Segundo apuração da reportagem, integrantes do Cidadania relataram que o partido vinha enfrentando desgastes anteriores relacionados ao ex-prefeito de Belo Horizonte, Alexandre Kalil, o que teria contribuído para a decisão de se posicionar contrariamente à aproximação com o PDT. Esses integrantes também reclamaram do modo como o pedetista tem tratado o partido ao longo do processo de negociações, o que teria agravado o desgaste entre as legendas.
Na nota oficial, João Marcelo Dieguez afirmou que, durante a reunião da federação realizada na última quarta-feira, dia 29 de novembro, a direção estadual do Cidadania manifestou-se de forma contrária à deliberação de apoiar a candidatura de Kalil ao Governo de Minas. A decisão foi tomada por consenso entre a Diretoria Estadual e os prefeitos do partido em Minas Gerais, que entenderam que não poderiam apoiar uma candidatura cujas propostas e visão de gestão divergem dos princípios defendidos pela legenda. Segundo o dirigente, o partido entende que a postura do ex-prefeito e do PDT não condiz com a forma como o Cidadania compreende a administração pública e seus valores.
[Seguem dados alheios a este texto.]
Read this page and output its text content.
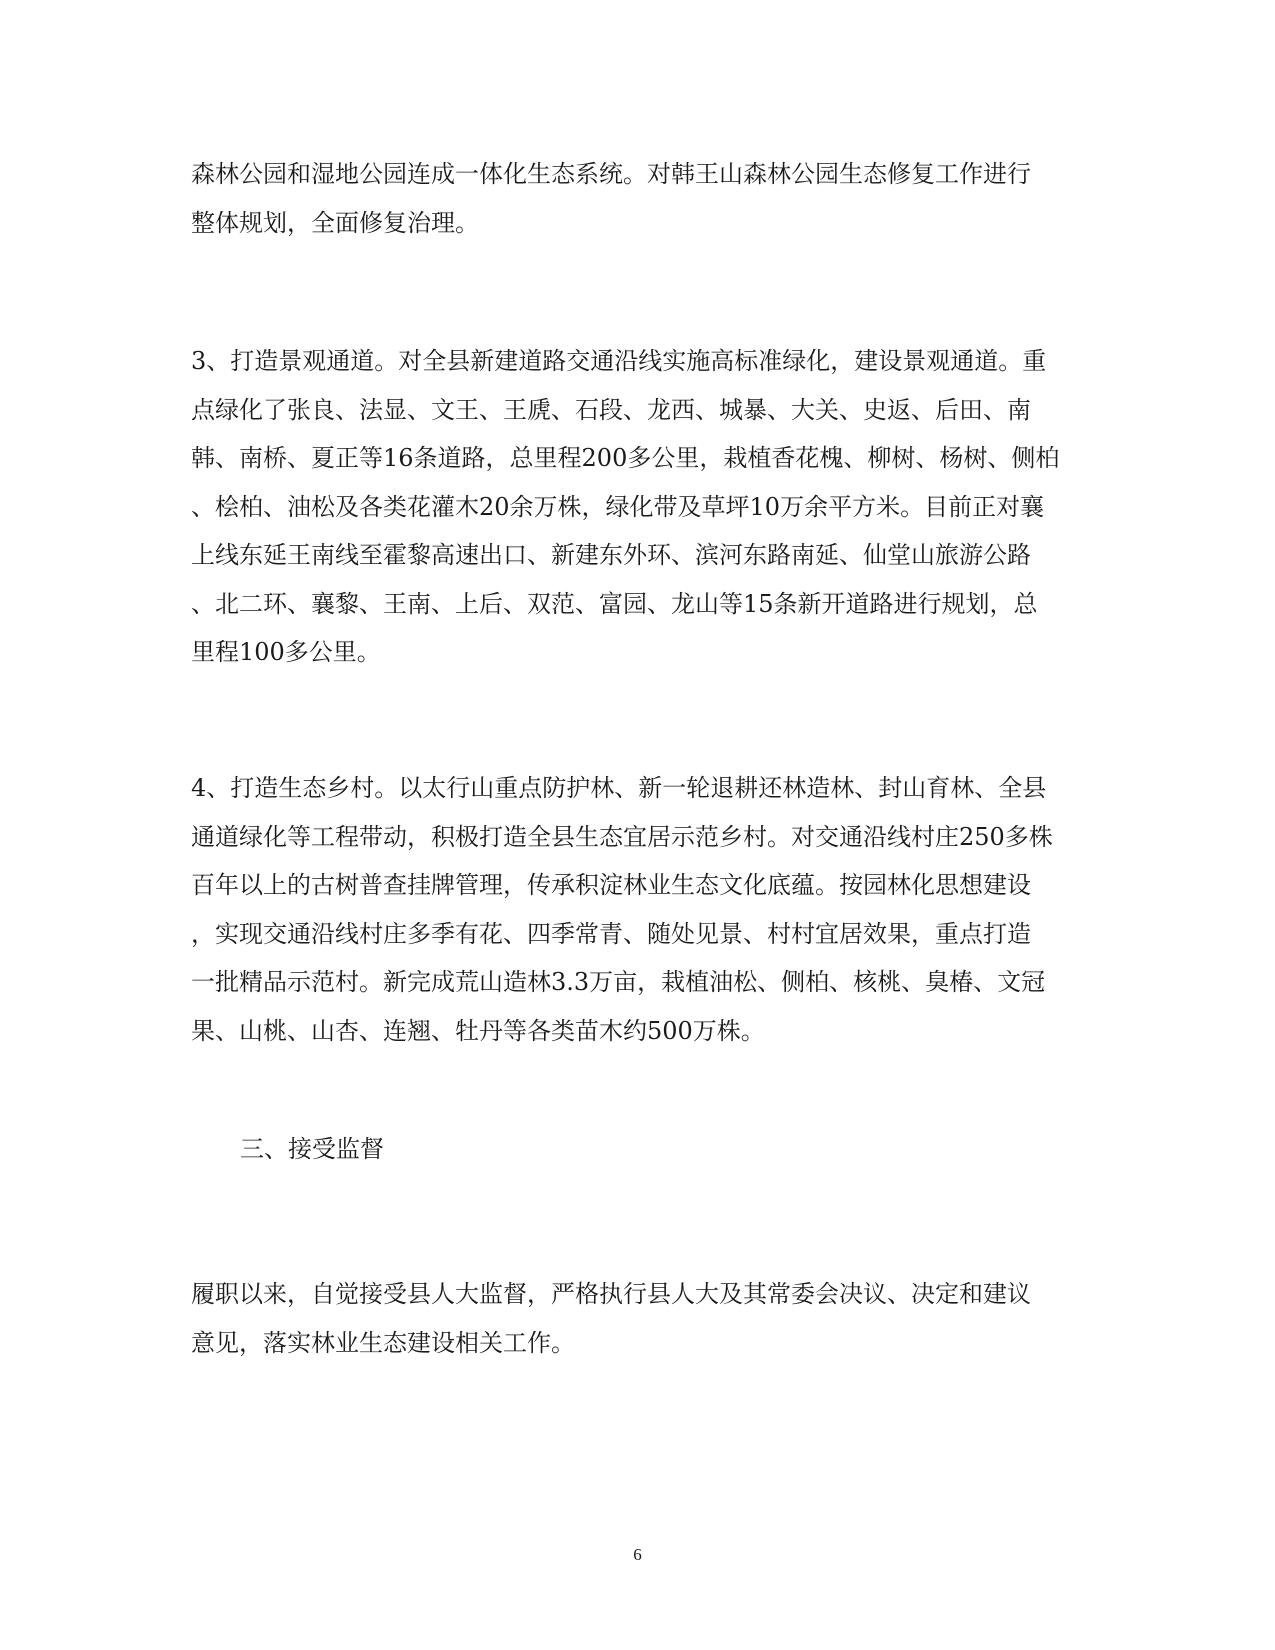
森林公园和湿地公园连成一体化生态系统。对韩王山森林公园生态修复工作进行
整体规划，全面修复治理。

3、打造景观通道。对全县新建道路交通沿线实施高标准绿化，建设景观通道。重
点绿化了张良、法显、文王、王虒、石段、龙西、城暴、大关、史返、后田、南
韩、南桥、夏正等16条道路，总里程200多公里，栽植香花槐、柳树、杨树、侧柏
、桧柏、油松及各类花灌木20余万株，绿化带及草坪10万余平方米。目前正对襄
上线东延王南线至霍黎高速出口、新建东外环、滨河东路南延、仙堂山旅游公路
、北二环、襄黎、王南、上后、双范、富园、龙山等15条新开道路进行规划，总
里程100多公里。

4、打造生态乡村。以太行山重点防护林、新一轮退耕还林造林、封山育林、全县
通道绿化等工程带动，积极打造全县生态宜居示范乡村。对交通沿线村庄250多株
百年以上的古树普查挂牌管理，传承积淀林业生态文化底蕴。按园林化思想建设
，实现交通沿线村庄多季有花、四季常青、随处见景、村村宜居效果，重点打造
一批精品示范村。新完成荒山造林3.3万亩，栽植油松、侧柏、核桃、臭椿、文冠
果、山桃、山杏、连翘、牡丹等各类苗木约500万株。

三、接受监督

履职以来，自觉接受县人大监督，严格执行县人大及其常委会决议、决定和建议
意见，落实林业生态建设相关工作。

6
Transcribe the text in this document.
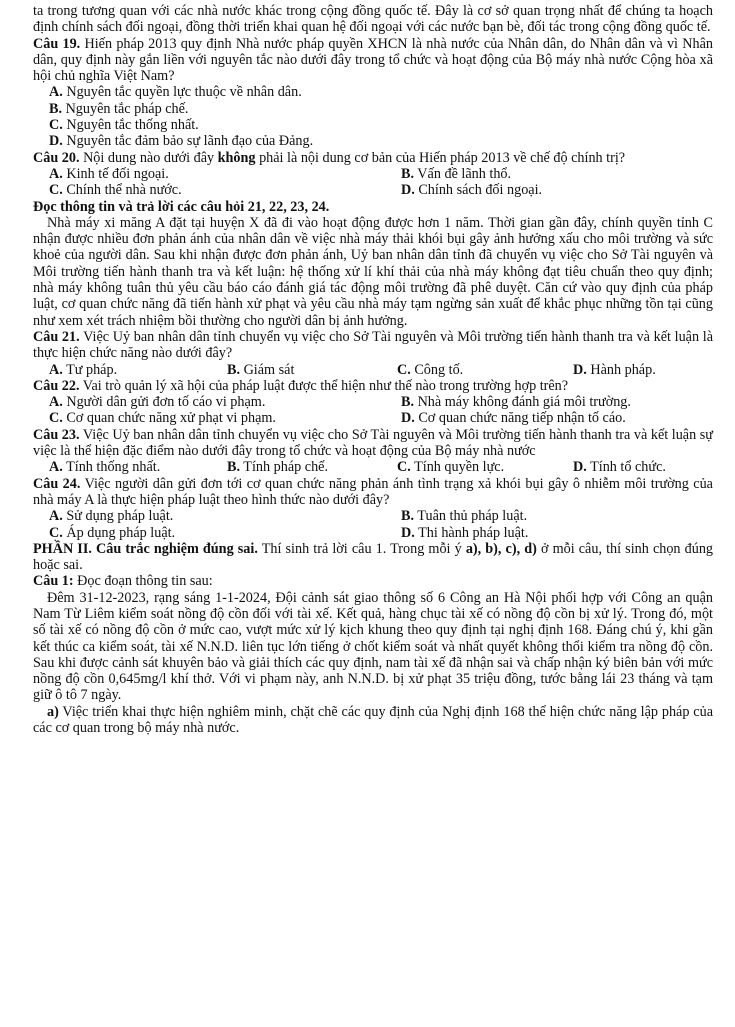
ta trong tương quan với các nhà nước khác trong cộng đồng quốc tế. Đây là cơ sở quan trọng nhất để chúng ta hoạch định chính sách đối ngoại, đồng thời triển khai quan hệ đối ngoại với các nước bạn bè, đối tác trong cộng đồng quốc tế.

Câu 19. Hiến pháp 2013 quy định Nhà nước pháp quyền XHCN là nhà nước của Nhân dân, do Nhân dân và vì Nhân dân, quy định này gắn liền với nguyên tắc nào dưới đây trong tổ chức và hoạt động của Bộ máy nhà nước Cộng hòa xã hội chủ nghĩa Việt Nam?

A. Nguyên tắc quyền lực thuộc về nhân dân.
B. Nguyên tắc pháp chế.
C. Nguyên tắc thống nhất.
D. Nguyên tắc đảm bảo sự lãnh đạo của Đảng.

Câu 20. Nội dung nào dưới đây không phải là nội dung cơ bản của Hiến pháp 2013 về chế độ chính trị?

A. Kinh tế đối ngoại.	B. Vấn đề lãnh thổ.
C. Chính thể nhà nước.	D. Chính sách đối ngoại.

Đọc thông tin và trả lời các câu hỏi 21, 22, 23, 24.

Nhà máy xi măng A đặt tại huyện X đã đi vào hoạt động được hơn 1 năm. Thời gian gần đây, chính quyền tỉnh C nhận được nhiều đơn phản ánh của nhân dân về việc nhà máy thải khói bụi gây ảnh hưởng xấu cho môi trường và sức khoẻ của người dân. Sau khi nhận được đơn phản ánh, Uỷ ban nhân dân tỉnh đã chuyển vụ việc cho Sở Tài nguyên và Môi trường tiến hành thanh tra và kết luận: hệ thống xử lí khí thải của nhà máy không đạt tiêu chuẩn theo quy định; nhà máy không tuân thủ yêu cầu báo cáo đánh giá tác động môi trường đã phê duyệt. Căn cứ vào quy định của pháp luật, cơ quan chức năng đã tiến hành xử phạt và yêu cầu nhà máy tạm ngừng sản xuất để khắc phục những tồn tại cũng như xem xét trách nhiệm bồi thường cho người dân bị ảnh hưởng.

Câu 21. Việc Uỷ ban nhân dân tỉnh chuyển vụ việc cho Sở Tài nguyên và Môi trường tiến hành thanh tra và kết luận là thực hiện chức năng nào dưới đây?

A. Tư pháp.	B. Giám sát	C. Công tố.	D. Hành pháp.

Câu 22. Vai trò quản lý xã hội của pháp luật được thể hiện như thế nào trong trường hợp trên?

A. Người dân gửi đơn tố cáo vi phạm.	B. Nhà máy không đánh giá môi trường.
C. Cơ quan chức năng xử phạt vi phạm.	D. Cơ quan chức năng tiếp nhận tố cáo.

Câu 23. Việc Uỷ ban nhân dân tỉnh chuyển vụ việc cho Sở Tài nguyên và Môi trường tiến hành thanh tra và kết luận sự việc là thể hiện đặc điểm nào dưới đây trong tổ chức và hoạt động của Bộ máy nhà nước

A. Tính thống nhất.	B. Tính pháp chế.	C. Tính quyền lực.	D. Tính tổ chức.

Câu 24. Việc người dân gửi đơn tới cơ quan chức năng phản ánh tình trạng xả khói bụi gây ô nhiễm môi trường của nhà máy A là thực hiện pháp luật theo hình thức nào dưới đây?

A. Sử dụng pháp luật.	B. Tuân thủ pháp luật.
C. Áp dụng pháp luật.	D. Thi hành pháp luật.

PHẦN II. Câu trắc nghiệm đúng sai. Thí sinh trả lời câu 1. Trong mỗi ý a), b), c), d) ở mỗi câu, thí sinh chọn đúng hoặc sai.

Câu 1: Đọc đoạn thông tin sau:

Đêm 31-12-2023, rạng sáng 1-1-2024, Đội cảnh sát giao thông số 6 Công an Hà Nội phối hợp với Công an quận Nam Từ Liêm kiểm soát nồng độ cồn đối với tài xế. Kết quả, hàng chục tài xế có nồng độ cồn bị xử lý. Trong đó, một số tài xế có nồng độ cồn ở mức cao, vượt mức xử lý kịch khung theo quy định tại nghị định 168. Đáng chú ý, khi gần kết thúc ca kiểm soát, tài xế N.N.D. liên tục lớn tiếng ở chốt kiểm soát và nhất quyết không thổi kiểm tra nồng độ cồn. Sau khi được cảnh sát khuyên bảo và giải thích các quy định, nam tài xế đã nhận sai và chấp nhận ký biên bản với mức nồng độ cồn 0,645mg/l khí thở. Với vi phạm này, anh N.N.D. bị xử phạt 35 triệu đồng, tước bằng lái 23 tháng và tạm giữ ô tô 7 ngày.

a) Việc triển khai thực hiện nghiêm minh, chặt chẽ các quy định của Nghị định 168 thể hiện chức năng lập pháp của các cơ quan trong bộ máy nhà nước.
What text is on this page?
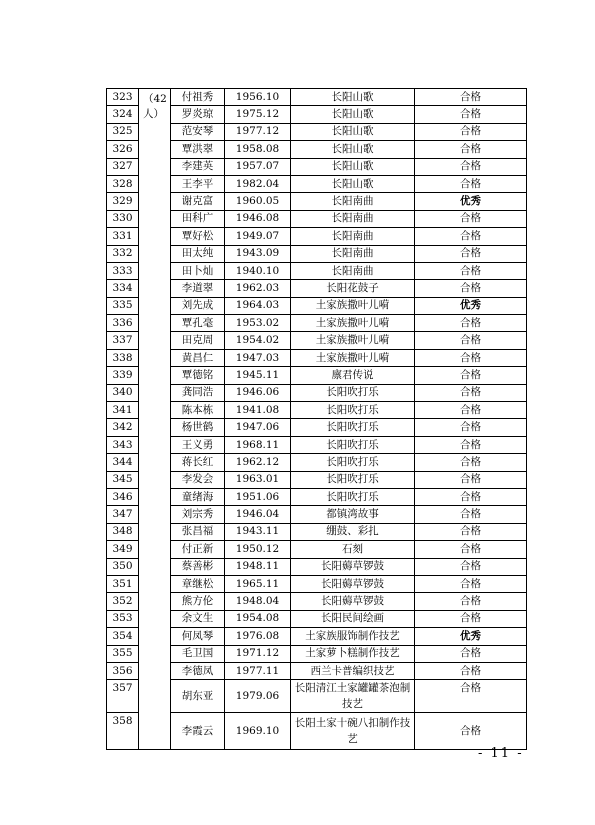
323	（42人）	付祖秀	1956.10	长阳山歌	合格
324		罗炎琼	1975.12	长阳山歌	合格
325		范安琴	1977.12	长阳山歌	合格
326		覃洪翠	1958.08	长阳山歌	合格
327		李建英	1957.07	长阳山歌	合格
328		王李平	1982.04	长阳山歌	合格
329		谢克富	1960.05	长阳南曲	优秀
330		田科广	1946.08	长阳南曲	合格
331		覃好松	1949.07	长阳南曲	合格
332		田太纯	1943.09	长阳南曲	合格
333		田卜灿	1940.10	长阳南曲	合格
334		李道翠	1962.03	长阳花鼓子	合格
335		刘先成	1964.03	土家族撒叶儿嗬	优秀
336		覃孔毫	1953.02	土家族撒叶儿嗬	合格
337		田克周	1954.02	土家族撒叶儿嗬	合格
338		黄昌仁	1947.03	土家族撒叶儿嗬	合格
339		覃德铭	1945.11	廪君传说	合格
340		龚同浩	1946.06	长阳吹打乐	合格
341		陈本栋	1941.08	长阳吹打乐	合格
342		杨世鹤	1947.06	长阳吹打乐	合格
343		王义勇	1968.11	长阳吹打乐	合格
344		蒋长红	1962.12	长阳吹打乐	合格
345		李发会	1963.01	长阳吹打乐	合格
346		童绪海	1951.06	长阳吹打乐	合格
347		刘宗秀	1946.04	都镇湾故事	合格
348		张昌福	1943.11	绷鼓、彩扎	合格
349		付正新	1950.12	石刻	合格
350		蔡善彬	1948.11	长阳薅草锣鼓	合格
351		章继松	1965.11	长阳薅草锣鼓	合格
352		熊方伦	1948.04	长阳薅草锣鼓	合格
353		余文生	1954.08	长阳民间绘画	合格
354		何凤琴	1976.08	土家族服饰制作技艺	优秀
355		毛卫国	1971.12	土家萝卜糕制作技艺	合格
356		李德凤	1977.11	西兰卡普编织技艺	合格
357		胡东亚	1979.06	长阳清江土家罐罐茶泡制技艺	合格
358		李霞云	1969.10	长阳土家十碗八扣制作技艺	合格
- 11 -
O contexto político envolvendo as alianças no Estado é marcado por tentativas do PDT de ampliar sua base de apoio. Além de Minas Gerais, o partido tentou estabelecer alianças com outras legendas, incluindo o MDB, o PSB e o Rede, mas essas negociações também não avançaram. No caso do PT, embora tenham ocorrido conversas, o desgaste gerado pela campanha de 2022 e a postura de alguns quadros do partido dificultaram qualquer possibilidade de aliança com Kalil, que foi prefeito de Belo Horizonte por dois mandatos consecutivos.
A decisão do Cidadania reforça o cenário de polarização e de disputas internas no espectro político mineiro, evidenciando as diferenças de alinhamento entre partidos que, mesmo integrando federações, mantêm posições distintas em relação às alianças e estratégias eleitorais. A postura do partido estadual demonstra a complexidade das negociações e a importância de fatores ideológicos e históricos na definição de apoios políticos em um momento de intensa movimentação no cenário eleitoral de Minas Gerais.